Der wesentliche Bestandteil, der auf einem RFID-Transponder oder RFID-Tag gespeicherten Daten, ist der Elektronische Produkt-Code – oder auch EPC genannt: Der EPC-Code ist eine weltweit einzigartige Ziffernfolge, mit der sich jedes Produkt auf der ganzen Welt eindeutig kennzeichnen und somit jederzeit identifizieren lässt.
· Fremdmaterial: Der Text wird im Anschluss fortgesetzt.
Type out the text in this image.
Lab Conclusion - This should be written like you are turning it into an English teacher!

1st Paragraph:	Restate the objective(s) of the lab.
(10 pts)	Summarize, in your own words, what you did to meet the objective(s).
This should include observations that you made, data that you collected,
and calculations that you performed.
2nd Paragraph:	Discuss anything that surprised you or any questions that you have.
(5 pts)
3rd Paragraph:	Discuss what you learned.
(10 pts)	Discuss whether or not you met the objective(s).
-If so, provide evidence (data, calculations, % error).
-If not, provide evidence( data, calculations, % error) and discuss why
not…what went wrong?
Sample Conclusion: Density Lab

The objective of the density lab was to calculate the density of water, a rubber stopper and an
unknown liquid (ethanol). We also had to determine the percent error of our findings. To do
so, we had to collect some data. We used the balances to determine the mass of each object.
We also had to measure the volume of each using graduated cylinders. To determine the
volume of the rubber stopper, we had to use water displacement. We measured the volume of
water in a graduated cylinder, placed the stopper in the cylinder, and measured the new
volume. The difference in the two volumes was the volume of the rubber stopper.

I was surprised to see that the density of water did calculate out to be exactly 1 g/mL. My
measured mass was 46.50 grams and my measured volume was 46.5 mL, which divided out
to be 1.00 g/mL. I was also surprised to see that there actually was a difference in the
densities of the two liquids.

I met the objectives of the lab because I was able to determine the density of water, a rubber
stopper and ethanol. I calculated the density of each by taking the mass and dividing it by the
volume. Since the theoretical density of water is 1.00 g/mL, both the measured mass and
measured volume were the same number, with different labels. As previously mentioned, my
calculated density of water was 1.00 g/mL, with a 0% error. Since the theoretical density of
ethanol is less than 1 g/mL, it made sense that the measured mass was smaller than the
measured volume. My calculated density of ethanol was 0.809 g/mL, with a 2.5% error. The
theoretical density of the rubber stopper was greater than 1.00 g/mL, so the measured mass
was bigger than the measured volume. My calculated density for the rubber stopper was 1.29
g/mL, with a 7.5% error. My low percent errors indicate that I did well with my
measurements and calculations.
Logistische Einheiten sowie einzelne Produktkomponenten lassen sich so auf Palettenebene oder als Stückgut durch den EPC identifizieren.
Wie ist der EPC aufgebaut?
Der EPC Elektronische Prudukt Code besteht in seiner Struktur aus mehreren Komponenten, die international festgelegt wurden:
- Datenkopf (Header) - klassifiziert, welche EPC-Version genutzt wird und welche Informationsart verschlüsselt ist, z. B. SGTIN, SSCC, GRAI etc.
- EPC-Manager - stellt die Kennzeichnungsnummer des Nummerngebers, z. B. des Herstellers dar.
- Objektklasse (Object Class) - bezeichnet die Objektnummer, z. B. eine Artikelnummer.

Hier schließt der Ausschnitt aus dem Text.